Why boards of directors lack courage

Last night on the national news, embattled imaging-seller Kodak was compared to Research in Motion by a commentator comparing both companies’ inability to exploit advantages that they originally created. Regarding Kodak, one younger woman who was interviewed remarked, “What is film?”

A few weeks ago, I took a friend into a Black’s Photography store to have a digital picture taken for a LinkedIn profile picture. I asked the employee if he could take several digital pictures and email them to us so we could select one. The person had not even heard of social media, let alone LinkedIn, and said that the store could only take passport photos in hard copy form. Then we drove up the street to another picture store. This time we were told that there is a $300 “sitting fee” to have a picture taken. I took my friend’s picture myself with my digital camera and we downloaded the picture into LinkedIn in less than 15 minutes. I replaced my blackberry phone with an iPhone about three years ago. I doubt these photography stores – and maybe even RIM – will exist in their present form in the next few years.

Kodak is on the brink of bankruptcy. Three of its directors resigned this week. In a Harvard Business Review blog, an adjunct professor Simon Wong wrote a post questioning whether independent directors should flee their companies in times of trouble. Wong argued that it’s problematic for such directors to leave when they are “most needed.” Professor Michael Useem from Wharton maintained that leadership means you “stay the course.”

I would argue the opposite. The very people who caused the problem are unlikely the ones to solve it. These directors are probably “least needed.”

The question is not whether failed directors should stay on boards, but why they were not replaced sooner. Directors should be much easier to hire and fire by shareholders. Today, it’s virtually impossible to do either easily.
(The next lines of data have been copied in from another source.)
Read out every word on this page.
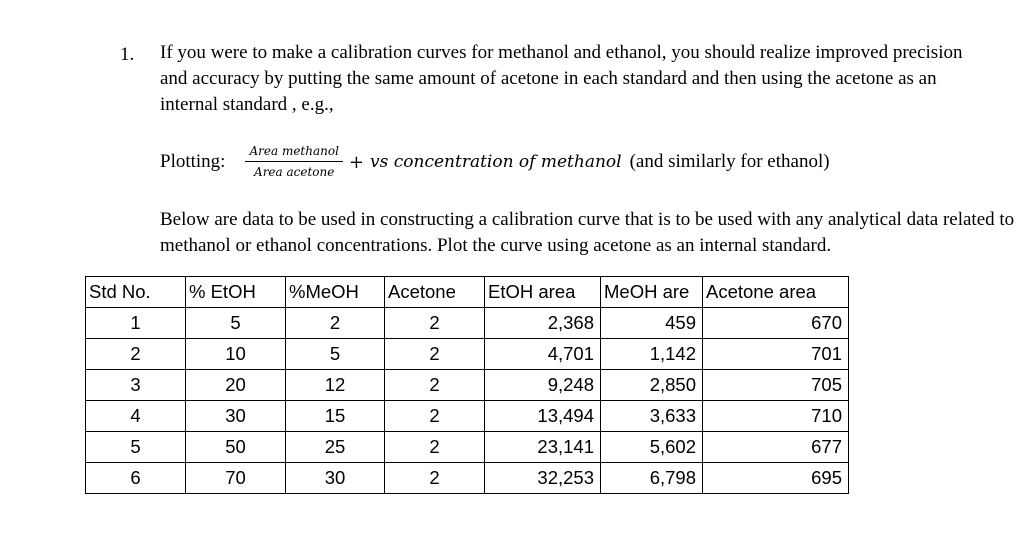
1. If you were to make a calibration curves for methanol and ethanol, you should realize improved precision and accuracy by putting the same amount of acetone in each standard and then using the acetone as an internal standard , e.g.,
Plotting: $\frac{\text{Area methanol}}{\text{Area acetone}}$ + vs concentration of methanol (and similarly for ethanol)
Below are data to be used in constructing a calibration curve that is to be used with any analytical data related to methanol or ethanol concentrations. Plot the curve using acetone as an internal standard.
Std No.	% EtOH	%MeOH	Acetone	EtOH area	MeOH are	Acetone area
1	5	2	2	2,368	459	670
2	10	5	2	4,701	1,142	701
3	20	12	2	9,248	2,850	705
4	30	15	2	13,494	3,633	710
5	50	25	2	23,141	5,602	677
6	70	30	2	32,253	6,798	695
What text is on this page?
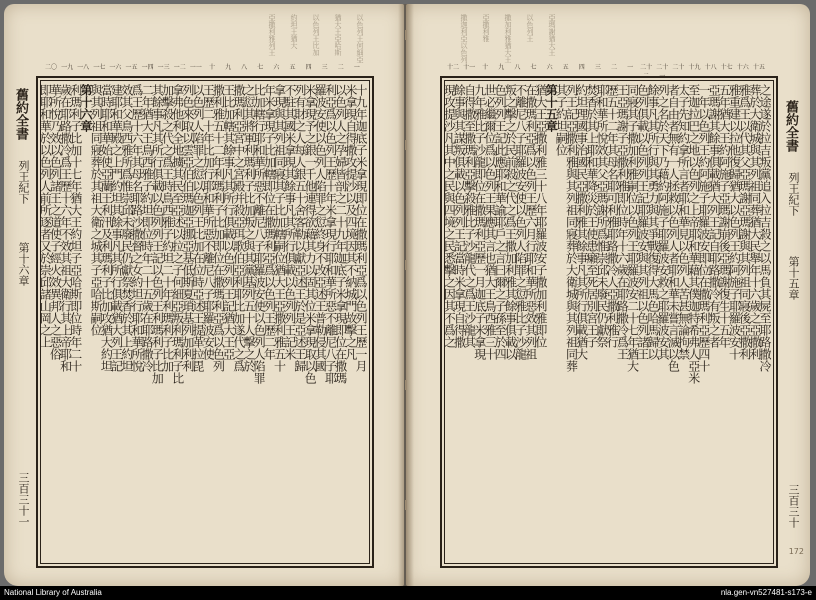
以色列王何細亞猶大王亞哈斯以色列王比加約坦王猶大亞撒利雅列王
二〇 一九 一八 一七 一六 一五 一四 一三 一二 一一	十	九	八	七	六	五	四	三	二	一
十九年迦底子米拿現即位在撒瑪利亞爲以色列王歷一月
米拿現自得撒攻提沙以及四境因其不納城門故擊之凡
以色列人之孕婦皆剖之二十九年迦底子米拿現即位在撒瑪
利亞爲以色列王歷十年米拿現行耶和華所惡不離尼八子耶
羅波安使以色列人陷罪之愆終身不改亞述王普勒侵其國
米拿現予之銀一千他連得欲藉其力以固其位米拿現取以色
列有財之人每人銀五十舍客勒以獻亞述王於是亞述王歸
不駐其國米拿現其餘事凡其所行俱載以色列列王記米
拿現與其列祖同寢其子比加轄嗣位猶大王亞撒利雅五十
年米拿現子比加轄即位在撒瑪利亞爲以色列王歷二年
比加轄行耶和華所惡不離尼八子耶羅波安使以色列人陷罪
之愆其將軍利瑪利子比加叛之與其黨基列五十人擊之於
撒瑪利亞宮中之宮殿并殺亞珥歌伯亞利耶比加遂代之爲
王比加轄其餘事凡其所行俱載以色列列王記猶大王亞
撒利雅五十二年利瑪利子比加即位在撒瑪利亞爲以色列
王歷二十年比加行耶和華所惡不離尼八子耶羅波安使
以色列人陷罪之愆以色列王比加在位時亞述王提革拉毘
列色來取以雲亞伯伯瑪迦亞挪亞基低斯夏瑣基列加利利
拿弗他利全地擄其民至亞述以拉之子何細亞叛利瑪利子比
加擊殺之代之爲王時鳥西雅子約坦二十年利瑪利子比加
其餘事凡其所行俱載以色列列王記以色列王利瑪利子比加
二年猶大王鳥西雅子約坦即位時年二十五歲在耶路撒冷
爲王歷十六年其母名耶路沙撒督之女約坦行耶和華所悅
效其父鳥西雅所爲惟崇邱未廢民仍獻祭焚香於其上約坦
建耶和華殿之上門約坦其餘事凡其所行俱載猶大列王記
當時耶和華始使亞蘭王利汛及利瑪利子比加攻猶大約坦
與其列祖同寢葬於其祖大衛之城其子亞哈斯嗣位
第十六章
利瑪利子比加十七年猶大王約坦子亞哈斯即位時年二十
歲在耶路撒冷爲王歷十六年不效其祖大衛行其上帝耶和
華所悅乃效以色列諸王之道使子經火效異邦人之惡俗
即耶和華於以色列人前所逐者又於崇邱諸山岡之上
舊約全書
列王紀下
第十六章
三百三十一
亞瑪謝猶大王以色列王撒加利雅猶大王亞撒利雅撒迦利亞以色列
十二 十一	十	九	八	七	六	五	四	三	二	一	二十二
二十一
二十 十九 十八 十七 十六 十五
之途遂於拉吉叛黨追入拉吉殺之以馬負其屍至耶路撒冷
葬於大衛城與其列祖同葬猶大民舉年十六歲之亞撒利
雅爲王以代其父亞瑪謝亞瑪謝與其列祖同寢後亞撒利
雅重建以拉他復歸猶大以色列王約阿施子耶羅波安十
五年猶大王約阿施子亞瑪謝崩後亞瑪謝復生十五年
亞瑪謝其餘事俱載猶大列王記自耶路撒冷有叛之者
一年以色列王約阿施子耶羅波安即位在撒瑪利亞歷四十
至迦拉巴之地以色列之上帝耶和華藉其僕迦特希弗人亞米
太子先知約拿所言者耶和華見以色列人苦甚無論拘禁
者自由者無有一人拯救以色列人者耶和華未嘗言滅以色
列之名於天下乃藉約阿施子耶羅波安救之耶羅波安其
餘事凡其所行與其勇力與其爭戰復得大馬色哈馬歸以
色列俱載以色列列王記耶羅波安與其列祖以色列諸王
同寢其子撒加利雅嗣位以色列王耶羅波安二十七年猶大
王亞瑪謝子亞撒利雅即位時年十六歲在耶路撒冷爲王
歷五十二年其母名耶可利雅耶路撒冷人亞撒利雅行
耶和華所悅效其父亞瑪謝所爲惟崇邱未廢民仍獻祭
焚香於其上耶和華降災於王使患癩至死居別宮王子
約坦理國事治國民亞撒利雅其餘事凡其所行俱載猶大
列王記亞撒利雅與其列祖同寢葬於大衛城與其列祖同葬
其子約坦嗣位
第十五章
猶大王亞撒利雅三十八年耶羅波安子撒加利雅即位
在撒瑪利亞爲以色列王歷六月行耶和華所惡效其列祖
不離尼八子耶羅波安使以色列人陷罪之愆雅比子沙龍
叛之擊之於民前殺之代之爲王撒加利雅其餘事俱載以
色列列王記此應耶和華諭耶戶之言曰爾之子孫至於四
世必繼爾位爲以色列王果應其言也猶大王鳥西雅三十
九年雅比子沙龍即位在撒瑪利亞歷一月迦底子米拿現
自得撒至撒瑪利亞擊殺雅比子沙龍代之爲王沙龍其
餘事與其謀叛俱載以色列列王記當時米拿現自得撒
現攻提沙凡其中之民與四境之民悉擊之因其不爲之	舊約全書
列王紀下
第十五章
三百三十
172
National Library of Australia	nla.gen-vn527481-s173-e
These two things need to change for corporate governance to improve.

Kodak’s business model should have changed two years ago and maybe if shareholders could replace the directors more easily who were incapable of changing the management and business model, this actually would have been better.

Shareholders should not have to fight long, expensive public relations or proxy battles or arm-twist behind closed doors to effect change because they have no legal channel to do otherwise. Right now in Canada, shareholders cannot even vote “against” a director (they must either vote “for” or “withhold”), and a director can be elected to a board with a single vote “for” under existing legislation. This also needs to change to give power to shareholders to nominate and replace board members of the companies they own.

Currently, troubled boards drag their feet, are silent, write letters, conduct studies, avoid meetings, and refrain from making the tough changes necessary. They do so simply because they can. We see examples of this almost on a weekly basis. Why is this so? Self-interest and lack of courage.

The self-interest is obvious. Directors are conflicted as they are assessing their own performance and would rather not advocate their own replacement. Change will unlikely come from within.

Regarding lack of courage, experienced non-executive chair and activist investor, Henry D. Wolfe, a member of the LinkedIn Group, Boards and Advisors, when speaking of directorial courage from an investor’s perspective, wrote yesterday:

“From an investor’s perspective, if I am aware that directors in a company in which I have a position are acting cowardly because they fear the ramifications, then I would be inclined to take action to replace those directors with individuals who will not shirk from taking the action necessary, including speaking their mind, to aggressively pursue the maximization of the funds that I have invested.”

Why do boards lack courage, or the willingness to act during non-performance and significant declines in shareholder value? Three reasons: they are not truly independent (I have written about director independence earlier); they lack the recent and relevant industry experience to know what to do; and they lack leadership. They therefore become captured by management, defaulting to process and denial rather than making tough choices in the interests of shareholders.

Corporate governance is a rather genteel sport at present. Many directors of companies have not led or significantly influenced the very industries as executives on whose corporate boards they sit. Be it technology, transportation, mining or financial services, if you scrutinize failed or underperforming boards or companies – really scrutinize – this serious shortcoming – the lack of industry experience and leadership – will become obvious. Many more directors need to have been the primary person responsible for driving superior performance and redefining competitive dynamics within the industry for corporate boards to be effective. These directors should be sourced globally. Local accountants, lawyers, business school deans, consultants, politicians, and even CEOs of unrelated industries are nice but they should be the minority. A majority of these latter individuals is not the recipe for an effective board. Sadly, many corporate boards look like this, are dated, and are in dire need of renewal and diversification.

Lastly, and most importantly, boards need to be independently led, in substance and form. First and foremost, the nonexecutive chair should have a deep and full understanding of value creation for shareholders and a mindset for the longer term; be disciplined and focused on strategy development and execution; and be able to lead and inspire – really lead – independent directors and maximize their engagement, performance and focus on the most critical objectives. Any board that is ineffective likely has an ineffective chair.

Then, and only then – when a board is independent, composed of industry leaders, and effectively led – will it rise up and have the will to act. The fact this has not happened yet in many troubled companies means change must occur by shareholders rather than from within. Regulators would be well served to enable corporate governance changes to be facilitated by investors.